Nishikori is a path-breaker for his country in many ways, as he is the first male Japanese player to break into the top 40 of the ATP rankings and also the first to reach a Grand Slam final. His entertaining brand of tennis has made him a national icon in Japan, and also a fan favorite in other parts of the world.
Best finish at each of the four Grand Slams:
Australian Open: Quarterfinalist (2012, 2015, 2016)
French Open: Quarterfinalist (2015, 2017)
Wimbledon: Quarterfinalist (2018)
US Open: Runner-up (2014)
Highest Ranking: No. 4
Style of play
Nishikori takes the ball earlier than perhaps anyone other than Roger Federer. He is an attack-minded player who is equally comfortable off either wing and likes to hit flat drives that take time away from his opponents.
Nishikori imparts a fair amount of topspin on his forehand, but his backhand is much flatter. He also takes the return of serve very early, relying on his quickness and anticipation to get the ball back in play.
Nishikori doesn't approach the net too frequently, but is a capable volleyer.
Strengths and weaknesses
Nishikori's ability to hit on the rise and take time away from his opponents is widely considered to be his biggest strength.
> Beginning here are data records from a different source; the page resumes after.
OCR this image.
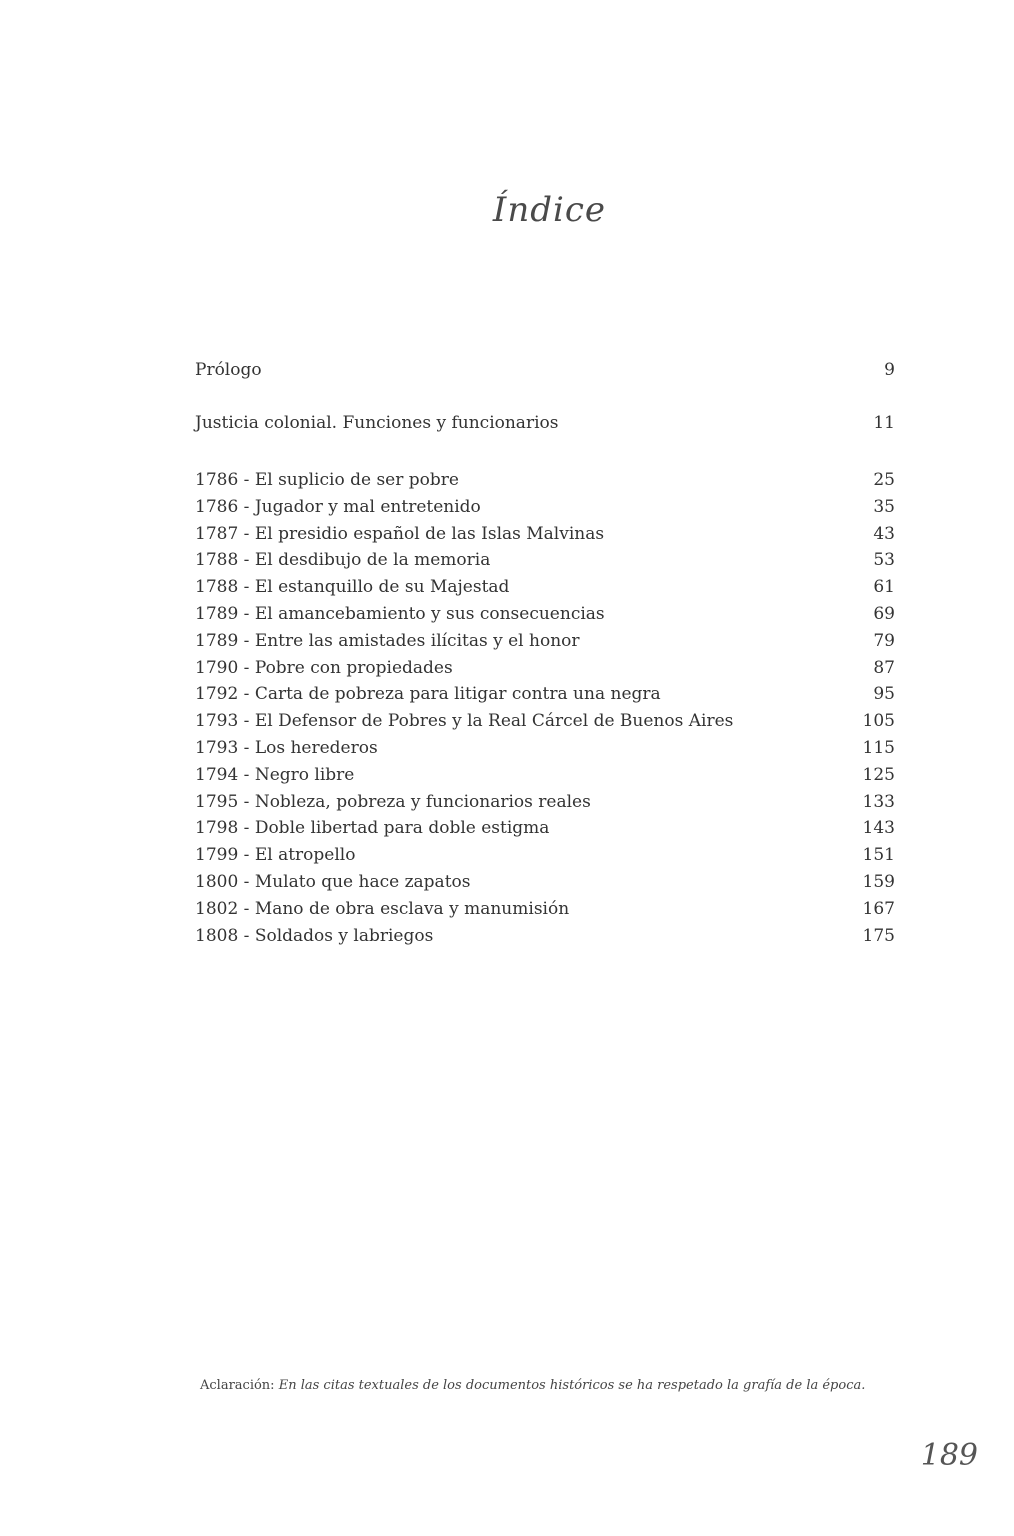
Índice
Prólogo	9
Justicia colonial. Funciones y funcionarios	11
1786 - El suplicio de ser pobre	25
1786 - Jugador y mal entretenido	35
1787 - El presidio español de las Islas Malvinas	43
1788 - El desdibujo de la memoria	53
1788 - El estanquillo de su Majestad	61
1789 - El amancebamiento y sus consecuencias	69
1789 - Entre las amistades ilícitas y el honor	79
1790 - Pobre con propiedades	87
1792 - Carta de pobreza para litigar contra una negra	95
1793 - El Defensor de Pobres y la Real Cárcel de Buenos Aires	105
1793 - Los herederos	115
1794 - Negro libre	125
1795 - Nobleza, pobreza y funcionarios reales	133
1798 - Doble libertad para doble estigma	143
1799 - El atropello	151
1800 - Mulato que hace zapatos	159
1802 - Mano de obra esclava y manumisión	167
1808 - Soldados y labriegos	175
Aclaración: En las citas textuales de los documentos históricos se ha respetado la grafía de la época.
189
Despite being much shorter than many players in the top 20, Nishikori is able to generate tremendous pace off his groundstrokes that catch his opponents off-guard.
The Japanese has a consistently powerful forehand, but it is his backhand that is deemed to be his main weapon. His ability to hit the shot with a short backswing makes it highly unpredictable; many times it is difficult to guess whether he is going to go crosscourt with it or down the line.
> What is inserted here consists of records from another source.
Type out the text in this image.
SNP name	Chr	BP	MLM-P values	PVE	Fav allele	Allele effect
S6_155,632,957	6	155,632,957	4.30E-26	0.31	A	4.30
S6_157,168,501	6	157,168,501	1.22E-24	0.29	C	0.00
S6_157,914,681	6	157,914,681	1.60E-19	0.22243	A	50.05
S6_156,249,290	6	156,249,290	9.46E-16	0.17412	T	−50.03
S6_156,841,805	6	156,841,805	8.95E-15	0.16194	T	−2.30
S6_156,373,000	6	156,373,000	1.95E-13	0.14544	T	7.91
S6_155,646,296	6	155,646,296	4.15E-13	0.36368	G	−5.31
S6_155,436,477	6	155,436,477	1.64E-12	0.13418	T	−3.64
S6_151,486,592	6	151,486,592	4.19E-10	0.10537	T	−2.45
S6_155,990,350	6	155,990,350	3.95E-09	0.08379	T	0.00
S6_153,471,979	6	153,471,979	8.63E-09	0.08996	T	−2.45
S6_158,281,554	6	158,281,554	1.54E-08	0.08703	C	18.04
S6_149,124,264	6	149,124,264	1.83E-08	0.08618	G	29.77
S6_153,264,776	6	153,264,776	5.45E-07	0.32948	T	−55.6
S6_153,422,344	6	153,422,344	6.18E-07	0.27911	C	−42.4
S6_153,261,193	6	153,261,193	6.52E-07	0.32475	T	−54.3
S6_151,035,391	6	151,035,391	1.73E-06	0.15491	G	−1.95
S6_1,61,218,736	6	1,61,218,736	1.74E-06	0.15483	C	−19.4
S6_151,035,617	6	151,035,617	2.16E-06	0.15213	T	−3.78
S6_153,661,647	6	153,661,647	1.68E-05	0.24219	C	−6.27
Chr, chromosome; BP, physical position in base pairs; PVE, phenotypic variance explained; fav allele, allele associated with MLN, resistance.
Nishikori's return of serve is easily one of the best in the world. He can defuse the biggest serves of the tallest of players, and breaks all of his opponents frequently.
He is very quick around the court, using his footwork to both attack and defend with equal composure. He is also good with touch shots, using the backhand slice, drop shot and lob to good effect.
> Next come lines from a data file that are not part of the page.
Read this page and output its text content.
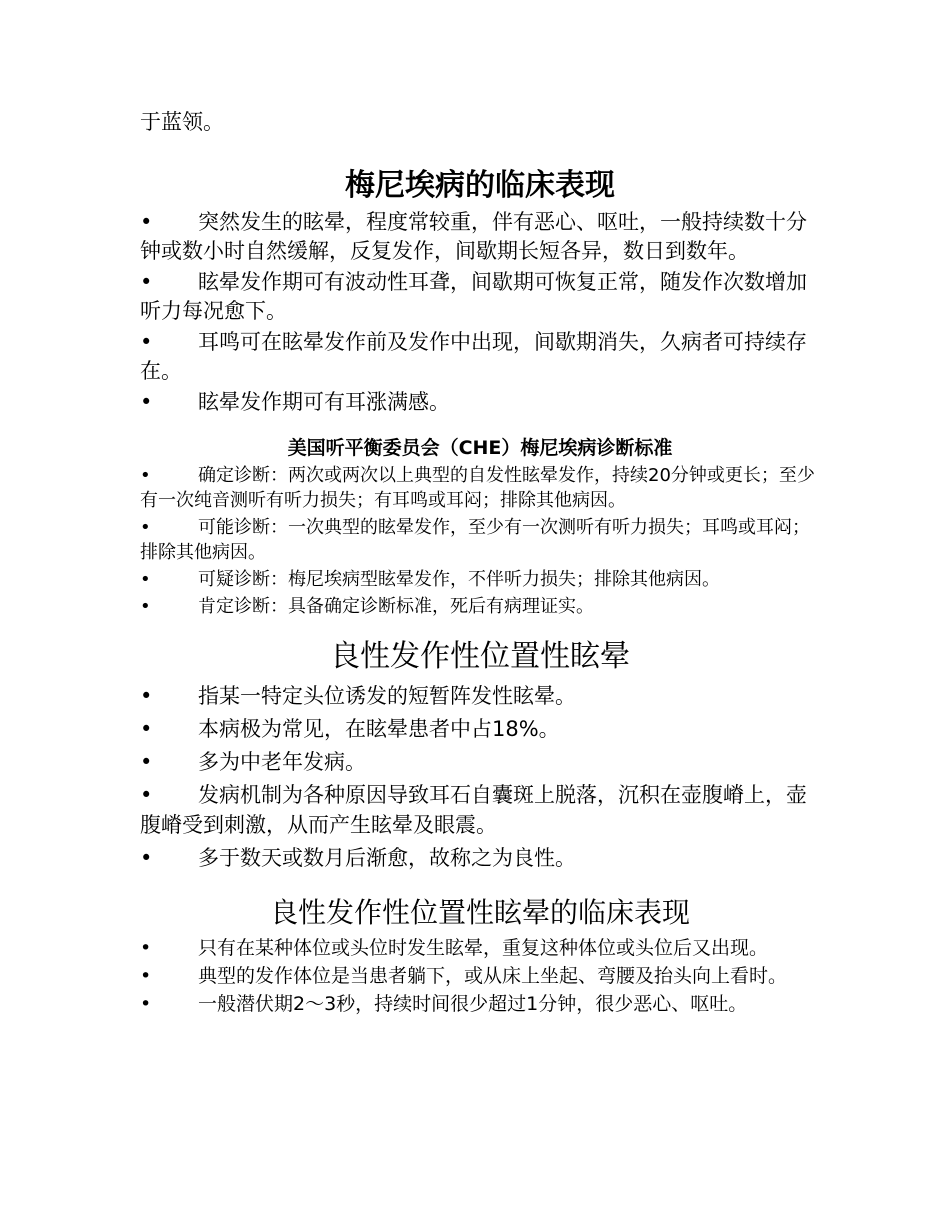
于蓝领。
梅尼埃病的临床表现
• 突然发生的眩晕，程度常较重，伴有恶心、呕吐，一般持续数十分钟或数小时自然缓解，反复发作，间歇期长短各异，数日到数年。
• 眩晕发作期可有波动性耳聋，间歇期可恢复正常，随发作次数增加听力每况愈下。
• 耳鸣可在眩晕发作前及发作中出现，间歇期消失，久病者可持续存在。
• 眩晕发作期可有耳涨满感。
美国听平衡委员会（CHE）梅尼埃病诊断标准
•	确定诊断：两次或两次以上典型的自发性眩晕发作，持续20分钟或更长；至少有一次纯音测听有听力损失；有耳鸣或耳闷；排除其他病因。
•	可能诊断：一次典型的眩晕发作，至少有一次测听有听力损失；耳鸣或耳闷；排除其他病因。
•	可疑诊断：梅尼埃病型眩晕发作，不伴听力损失；排除其他病因。
•	肯定诊断：具备确定诊断标准，死后有病理证实。
良性发作性位置性眩晕
• 指某一特定头位诱发的短暂阵发性眩晕。
• 本病极为常见，在眩晕患者中占18%。
• 多为中老年发病。
• 发病机制为各种原因导致耳石自囊斑上脱落，沉积在壶腹嵴上，壶腹嵴受到刺激，从而产生眩晕及眼震。
• 多于数天或数月后渐愈，故称之为良性。
良性发作性位置性眩晕的临床表现
• 只有在某种体位或头位时发生眩晕，重复这种体位或头位后又出现。
• 典型的发作体位是当患者躺下，或从床上坐起、弯腰及抬头向上看时。
• 一般潜伏期2～3秒，持续时间很少超过1分钟，很少恶心、呕吐。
Nishikori's serve is his biggest liability, as he is unable to generate sufficient pace off it. He is also prone to making a few too many unforced errors, which often end up costing him.
Nishikori was born in Shimane, Japan, and his parents had starkly different careers. His father Kiyoshi is an engineer and mother Eri a piano teacher, but that didn't stop them from encouraging their son to focus on tennis.
Nishikori moved to Florida at the age of 14, to join Nick Bollettieri's academy. He rose up the ranks rapidly after that, and in 2008 Rafael Nadal predicted that the then 19-year-old would one day break into the top 5.
That prophecy came true, and today Nishikori is one of the best players in the world. He has been coached by Michael Chang since 2014, and regularly challenges for all the big titles - especially those on hardcourt, his favorite surface.
Nishikori's fitness has been something of a question mark over the years, as he's been known to break down with injury a little too frequently. But he keeps bouncing back from each setback with admirable perseverance, making him a great role model for youngsters everywhere - and particularly in Asia.